Yellow Banksiae   Narcisse (Tea-scented)
Single Yellow (Austrian)   Smithii or Smith's Yellow (ditto)
Williams's Double Yellow (ditto)   Pauline Plantier (ditto)
Harrisonii (ditto)   Queen Victoria or Princesse Adelaide (ditto)
Persian Yellow (ditto)   Vicomtesse de Cazes (ditto)
Old Double Yellow (Sulphurea)   Jaune, or Yellow China (ditto)
Cloth of Gold (Noisette)   Sulphurea superba (ditto)
Solfatene (ditto)    
Le Pactole (ditto)    

"We proceed to analyse this group. The first on the list — the Yellow Banksiae — is a pretty enough Rose, with small flowers produced in clusters. It may be grown well in a soil composed of equal parts of loam, peat, and leaf-mould. It requires but little pruning: the mere tips of the shoots may be taken off.

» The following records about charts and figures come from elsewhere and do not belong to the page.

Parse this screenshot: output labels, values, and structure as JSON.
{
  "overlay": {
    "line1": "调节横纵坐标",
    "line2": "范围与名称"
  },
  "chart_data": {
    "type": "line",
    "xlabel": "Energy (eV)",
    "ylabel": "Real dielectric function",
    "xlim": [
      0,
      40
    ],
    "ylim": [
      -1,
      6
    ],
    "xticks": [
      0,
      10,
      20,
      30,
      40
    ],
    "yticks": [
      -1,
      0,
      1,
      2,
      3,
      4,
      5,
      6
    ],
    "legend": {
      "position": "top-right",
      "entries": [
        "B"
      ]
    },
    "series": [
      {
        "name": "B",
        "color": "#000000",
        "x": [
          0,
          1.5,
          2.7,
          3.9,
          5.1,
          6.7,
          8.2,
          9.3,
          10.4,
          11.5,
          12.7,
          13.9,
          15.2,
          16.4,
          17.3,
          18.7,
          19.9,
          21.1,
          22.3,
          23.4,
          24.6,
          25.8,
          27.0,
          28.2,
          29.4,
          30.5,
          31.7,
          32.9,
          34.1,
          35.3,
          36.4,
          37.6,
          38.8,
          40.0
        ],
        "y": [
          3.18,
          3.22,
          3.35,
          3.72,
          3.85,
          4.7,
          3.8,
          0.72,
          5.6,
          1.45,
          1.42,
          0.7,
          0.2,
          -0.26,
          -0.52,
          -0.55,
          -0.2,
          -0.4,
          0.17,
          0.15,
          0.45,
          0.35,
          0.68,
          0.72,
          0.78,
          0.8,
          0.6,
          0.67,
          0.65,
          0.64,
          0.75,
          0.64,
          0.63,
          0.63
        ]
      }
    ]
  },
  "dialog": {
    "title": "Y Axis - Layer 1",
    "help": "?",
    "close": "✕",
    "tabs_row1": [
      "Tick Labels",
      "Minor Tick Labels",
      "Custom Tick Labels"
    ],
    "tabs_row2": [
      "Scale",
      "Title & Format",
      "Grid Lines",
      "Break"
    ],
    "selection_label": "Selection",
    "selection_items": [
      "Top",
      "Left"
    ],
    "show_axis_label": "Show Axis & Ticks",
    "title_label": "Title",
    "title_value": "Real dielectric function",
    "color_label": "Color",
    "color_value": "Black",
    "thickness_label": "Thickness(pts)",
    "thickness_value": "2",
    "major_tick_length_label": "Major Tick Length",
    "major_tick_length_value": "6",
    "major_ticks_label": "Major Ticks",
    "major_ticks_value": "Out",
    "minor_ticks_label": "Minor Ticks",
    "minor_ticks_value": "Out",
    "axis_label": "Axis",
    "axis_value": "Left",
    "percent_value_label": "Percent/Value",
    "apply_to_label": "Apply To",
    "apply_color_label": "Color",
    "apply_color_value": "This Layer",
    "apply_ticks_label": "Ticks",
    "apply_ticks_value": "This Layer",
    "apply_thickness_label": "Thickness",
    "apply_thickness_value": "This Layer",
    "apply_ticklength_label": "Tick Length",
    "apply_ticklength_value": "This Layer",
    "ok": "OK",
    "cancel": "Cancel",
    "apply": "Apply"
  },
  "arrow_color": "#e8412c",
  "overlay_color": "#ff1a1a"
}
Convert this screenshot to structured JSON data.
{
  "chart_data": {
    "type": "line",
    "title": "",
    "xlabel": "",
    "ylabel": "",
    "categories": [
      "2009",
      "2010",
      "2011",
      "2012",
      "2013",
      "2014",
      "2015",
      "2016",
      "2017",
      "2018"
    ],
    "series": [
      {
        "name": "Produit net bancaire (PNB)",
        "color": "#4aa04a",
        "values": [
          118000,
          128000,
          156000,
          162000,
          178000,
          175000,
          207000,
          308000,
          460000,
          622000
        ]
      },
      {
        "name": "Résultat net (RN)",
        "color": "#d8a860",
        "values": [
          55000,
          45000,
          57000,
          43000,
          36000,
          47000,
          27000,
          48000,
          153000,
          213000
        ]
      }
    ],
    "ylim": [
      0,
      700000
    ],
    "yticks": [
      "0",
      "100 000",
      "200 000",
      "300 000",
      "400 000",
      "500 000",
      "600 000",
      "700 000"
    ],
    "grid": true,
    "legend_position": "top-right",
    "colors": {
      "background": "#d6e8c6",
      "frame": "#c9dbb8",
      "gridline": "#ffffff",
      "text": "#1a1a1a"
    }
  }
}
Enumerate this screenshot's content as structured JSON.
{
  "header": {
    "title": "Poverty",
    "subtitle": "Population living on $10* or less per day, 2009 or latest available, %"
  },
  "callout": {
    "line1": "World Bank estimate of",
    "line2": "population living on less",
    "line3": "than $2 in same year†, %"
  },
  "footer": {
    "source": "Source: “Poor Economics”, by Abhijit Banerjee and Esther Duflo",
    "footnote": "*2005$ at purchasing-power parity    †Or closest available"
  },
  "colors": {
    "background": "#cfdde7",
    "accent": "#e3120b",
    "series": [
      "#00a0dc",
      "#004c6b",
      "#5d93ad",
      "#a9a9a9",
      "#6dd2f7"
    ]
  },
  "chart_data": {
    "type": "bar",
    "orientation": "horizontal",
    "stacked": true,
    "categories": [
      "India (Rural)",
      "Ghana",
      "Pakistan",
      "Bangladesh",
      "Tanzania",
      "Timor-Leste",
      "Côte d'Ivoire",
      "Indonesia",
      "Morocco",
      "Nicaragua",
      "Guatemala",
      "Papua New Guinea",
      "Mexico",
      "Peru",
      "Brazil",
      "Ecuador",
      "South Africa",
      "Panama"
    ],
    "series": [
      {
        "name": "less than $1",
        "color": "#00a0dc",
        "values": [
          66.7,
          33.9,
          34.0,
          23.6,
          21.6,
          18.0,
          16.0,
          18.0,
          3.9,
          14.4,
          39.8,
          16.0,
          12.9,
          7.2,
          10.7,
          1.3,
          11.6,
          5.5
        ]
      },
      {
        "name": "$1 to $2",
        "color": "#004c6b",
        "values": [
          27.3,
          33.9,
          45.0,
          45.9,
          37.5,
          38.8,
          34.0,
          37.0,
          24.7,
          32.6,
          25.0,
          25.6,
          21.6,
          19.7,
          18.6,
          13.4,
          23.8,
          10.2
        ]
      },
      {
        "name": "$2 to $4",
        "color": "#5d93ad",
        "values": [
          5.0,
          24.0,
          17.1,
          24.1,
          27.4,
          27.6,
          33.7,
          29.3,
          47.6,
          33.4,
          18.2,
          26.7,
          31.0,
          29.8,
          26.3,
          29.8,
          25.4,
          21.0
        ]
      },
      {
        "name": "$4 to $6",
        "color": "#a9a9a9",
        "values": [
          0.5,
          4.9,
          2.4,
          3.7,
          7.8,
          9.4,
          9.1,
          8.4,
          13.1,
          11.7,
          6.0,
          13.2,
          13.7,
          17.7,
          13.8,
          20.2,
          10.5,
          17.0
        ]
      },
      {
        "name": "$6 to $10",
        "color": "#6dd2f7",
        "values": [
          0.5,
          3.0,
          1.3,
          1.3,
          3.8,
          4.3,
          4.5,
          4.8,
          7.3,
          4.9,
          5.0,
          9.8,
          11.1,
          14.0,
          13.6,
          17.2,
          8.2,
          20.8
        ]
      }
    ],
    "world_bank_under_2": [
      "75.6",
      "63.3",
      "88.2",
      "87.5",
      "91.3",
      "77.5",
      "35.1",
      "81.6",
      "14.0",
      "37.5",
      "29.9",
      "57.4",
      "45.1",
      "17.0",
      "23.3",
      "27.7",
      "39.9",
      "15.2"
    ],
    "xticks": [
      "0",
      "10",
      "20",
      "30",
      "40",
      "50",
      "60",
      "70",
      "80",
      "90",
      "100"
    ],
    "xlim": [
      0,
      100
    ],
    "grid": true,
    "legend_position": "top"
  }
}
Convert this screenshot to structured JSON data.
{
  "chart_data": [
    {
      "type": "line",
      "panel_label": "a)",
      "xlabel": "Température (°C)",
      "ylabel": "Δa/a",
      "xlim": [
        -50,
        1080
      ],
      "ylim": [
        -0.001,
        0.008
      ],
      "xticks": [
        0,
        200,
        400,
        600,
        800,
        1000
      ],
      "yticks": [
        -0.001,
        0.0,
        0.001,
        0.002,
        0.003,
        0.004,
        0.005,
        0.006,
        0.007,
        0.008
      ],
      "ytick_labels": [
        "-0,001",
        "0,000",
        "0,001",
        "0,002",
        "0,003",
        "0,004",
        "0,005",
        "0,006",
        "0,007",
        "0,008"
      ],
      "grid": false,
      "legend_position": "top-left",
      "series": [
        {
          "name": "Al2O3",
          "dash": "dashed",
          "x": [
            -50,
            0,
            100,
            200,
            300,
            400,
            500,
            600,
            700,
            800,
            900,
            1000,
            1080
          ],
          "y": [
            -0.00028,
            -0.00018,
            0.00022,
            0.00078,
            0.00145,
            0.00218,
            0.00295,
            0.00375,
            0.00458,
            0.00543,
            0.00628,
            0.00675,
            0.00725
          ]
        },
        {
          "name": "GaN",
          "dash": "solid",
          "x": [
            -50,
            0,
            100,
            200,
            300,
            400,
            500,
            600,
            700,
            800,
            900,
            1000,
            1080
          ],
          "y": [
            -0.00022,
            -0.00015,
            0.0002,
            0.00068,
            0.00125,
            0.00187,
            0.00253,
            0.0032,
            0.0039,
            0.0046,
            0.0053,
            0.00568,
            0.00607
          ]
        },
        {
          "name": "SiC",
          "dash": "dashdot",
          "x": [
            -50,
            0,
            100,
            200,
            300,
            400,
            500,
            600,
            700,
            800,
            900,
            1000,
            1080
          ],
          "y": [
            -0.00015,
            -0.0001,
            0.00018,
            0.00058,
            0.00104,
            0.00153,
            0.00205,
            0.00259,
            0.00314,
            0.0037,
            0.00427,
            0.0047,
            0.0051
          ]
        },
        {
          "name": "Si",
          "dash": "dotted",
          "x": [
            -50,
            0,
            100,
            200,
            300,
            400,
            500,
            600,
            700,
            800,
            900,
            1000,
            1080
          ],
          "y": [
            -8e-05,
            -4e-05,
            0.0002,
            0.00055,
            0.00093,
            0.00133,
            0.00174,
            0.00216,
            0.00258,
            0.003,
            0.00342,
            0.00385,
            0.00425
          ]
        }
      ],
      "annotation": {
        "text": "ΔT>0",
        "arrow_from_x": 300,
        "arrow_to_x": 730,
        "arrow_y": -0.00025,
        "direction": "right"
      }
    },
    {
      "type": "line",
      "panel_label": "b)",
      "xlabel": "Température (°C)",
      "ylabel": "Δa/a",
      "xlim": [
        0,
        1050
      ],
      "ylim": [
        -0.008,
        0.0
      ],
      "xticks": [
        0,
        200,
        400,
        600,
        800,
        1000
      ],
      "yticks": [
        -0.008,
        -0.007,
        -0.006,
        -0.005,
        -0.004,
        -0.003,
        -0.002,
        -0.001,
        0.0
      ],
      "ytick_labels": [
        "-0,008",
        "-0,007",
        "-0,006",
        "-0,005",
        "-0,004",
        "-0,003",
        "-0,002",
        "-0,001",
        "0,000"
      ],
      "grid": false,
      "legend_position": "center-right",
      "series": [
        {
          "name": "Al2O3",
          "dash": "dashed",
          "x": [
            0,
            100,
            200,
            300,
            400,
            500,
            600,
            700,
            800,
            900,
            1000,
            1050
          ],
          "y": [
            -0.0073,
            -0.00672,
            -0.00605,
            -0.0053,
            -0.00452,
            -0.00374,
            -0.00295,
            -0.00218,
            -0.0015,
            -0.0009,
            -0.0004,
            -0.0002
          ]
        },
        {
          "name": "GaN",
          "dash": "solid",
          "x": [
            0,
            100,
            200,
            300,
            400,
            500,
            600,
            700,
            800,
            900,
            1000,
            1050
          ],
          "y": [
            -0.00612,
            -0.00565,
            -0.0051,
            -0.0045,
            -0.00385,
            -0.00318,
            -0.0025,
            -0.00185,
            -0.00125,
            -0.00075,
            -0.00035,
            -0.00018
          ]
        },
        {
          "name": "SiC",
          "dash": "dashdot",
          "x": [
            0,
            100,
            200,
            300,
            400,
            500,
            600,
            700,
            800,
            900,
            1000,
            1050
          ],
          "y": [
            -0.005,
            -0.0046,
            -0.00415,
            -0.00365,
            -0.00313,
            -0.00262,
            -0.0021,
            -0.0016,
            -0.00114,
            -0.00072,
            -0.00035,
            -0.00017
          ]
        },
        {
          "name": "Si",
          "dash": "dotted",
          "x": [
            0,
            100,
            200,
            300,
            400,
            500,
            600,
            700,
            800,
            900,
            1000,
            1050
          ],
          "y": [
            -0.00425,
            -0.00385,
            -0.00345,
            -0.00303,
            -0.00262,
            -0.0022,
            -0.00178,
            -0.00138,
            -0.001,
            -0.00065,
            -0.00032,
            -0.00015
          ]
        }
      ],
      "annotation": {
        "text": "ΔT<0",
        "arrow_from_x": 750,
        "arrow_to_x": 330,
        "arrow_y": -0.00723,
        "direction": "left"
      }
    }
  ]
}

Spiral training is recommended as the most suitable. The succeeding five varieties are nearly allied in nature, and may be grown in a soil similar to the last. Manure is here positively objectionable; but the addition of sand unless the peat or loam be sandy, will prove advantageous. Very little pruning is necessary: some of the shoots may be cut out entirely; the others have their mere ends taken off. If grown on their own roots, they may be trained as globular or columnar bushes; if grown on stems, the branches may be drawn downwards in the form of a Weeping Rose. The two next in order — Cloth of Gold and Solfaterre — are of vigorous growth, producing large flowers of great beauty. Both are shy bloomers, especially the former. The same soil as recommended for Pot-Roses in general may be used for these varieties. Little pruning is necessary, and spiral training is recommended. Seven out of the remaining eight varieties belong to the Tea-scented, and the whole require a rich soil and close pruning. The most advantageous systems of training are the round bush or the pyramid. Were this group to be viewed critically, it might be said they are not all 'purely yellow.' It might also be said there are kinds excluded which have as just a right to the appellation of 'yellow' as they. But when it is considered that the declension from yellow to white and buff is so gradual that it is scarcely possible to fix the line of demarcation, and that a list of sixteen varieties is given from which to select six, these points of criticism are hardly tenable. If none others are allowed to be exhibited, or none whose flowers are less yellow when brought to the exhibition-tables than those of the sixteen above enumerated, the practical utility of the arrangement will soon become apparent."